A série White Lotus chegou ao fim no dia 15 de agosto, mas pra mim chegou ao fim nesse fim de semana. Um paradisíaco Resort no Havaí é o cenário no qual os hóspedes tem comum, a riqueza e a cor branca da pele que facilita tremendamente suas vidas, já que o objetivo do seriado é justamente satirizar esse grupo representativo e desacomodar o espectador. A série não é sobre a vida dos ricos e abastados, mas sim uma forte crítica social sobre a branquitude e as invisibilidades que ela fomenta.

Pra mim foi impossível assistir à série e não pensar sobre a questão do racismo no Brasil. Djamila Ribeiro, filósofa e escritora, descreve o racismo no Brasil como “algo que todo mundo sabe que existe, mas ninguém acha que é racista”. Ou seja, o Brasil é um país racista, mas por aqui o racismo é sempre do outro. 

Então, se é para falar de branquitude, comecemos por nos reconhecer brancos e privilegiados neste país fundado e construído na escravidão. O racismo é estrutural, e não apenas uma questão individual.

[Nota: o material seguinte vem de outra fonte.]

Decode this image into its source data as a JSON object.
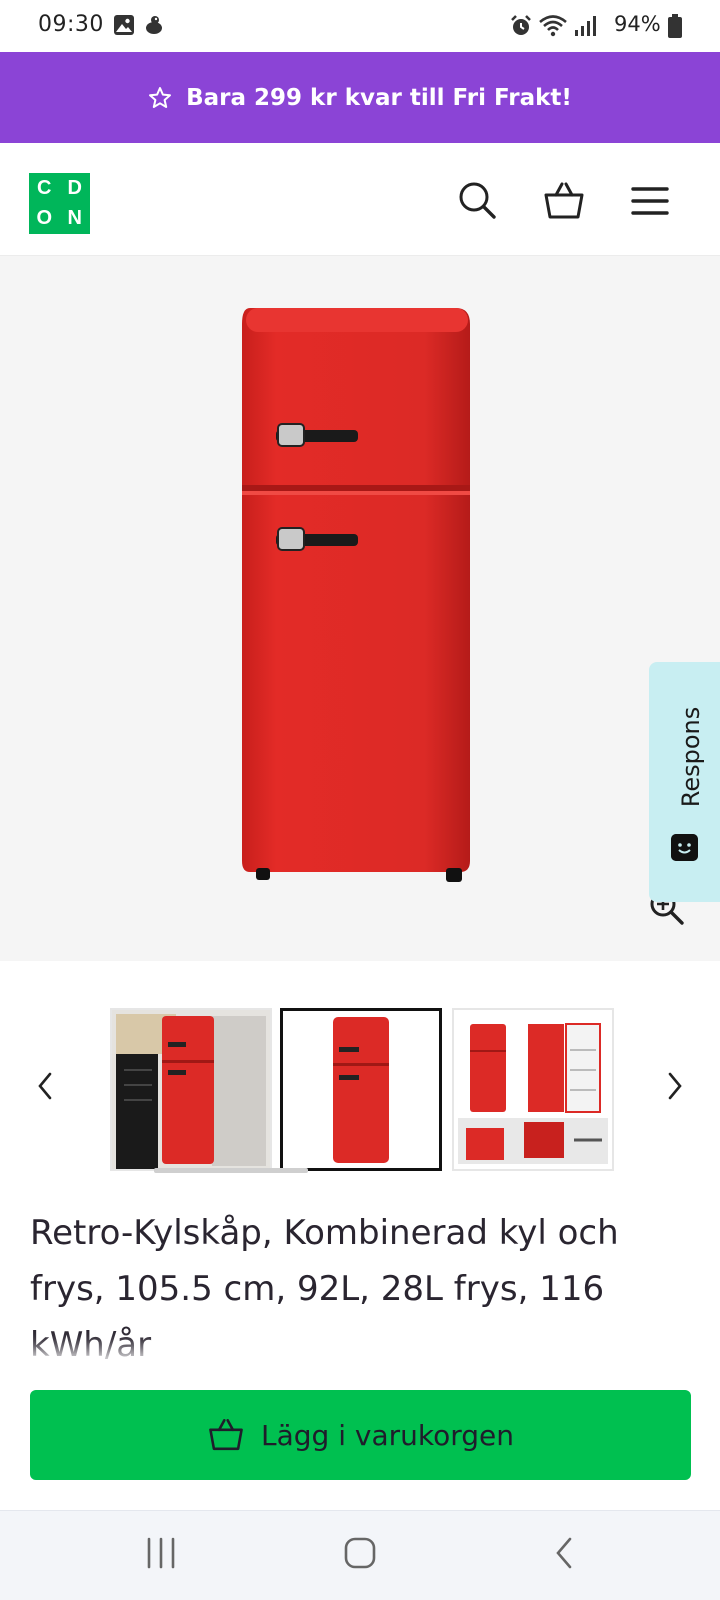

O racismo permeia todo o tecido da sociedade através de um sistema hierarquizado de poder, opressão e violência institucional em que brancos gozam de privilégios materiais e simbólicos que são negados ou dificultados aos negros. O racismo estrutural constitui a matriz identificatória e identitária alienante da branquitude como supremacia racial com valor normativo universal.

Saber-se e compreender-se como parte ativa da engrenagem que tritura os negros, para Iaconelli, funciona como um choque de responsabilização e exige que tomemos decisões concretas na direção contrária. Se nos pretendemos antirracistas, isso passa necessariamente pelo reconhecimento em nós da branquitude. É urgente quebrarmos os pactos narcísicos de silenciamento.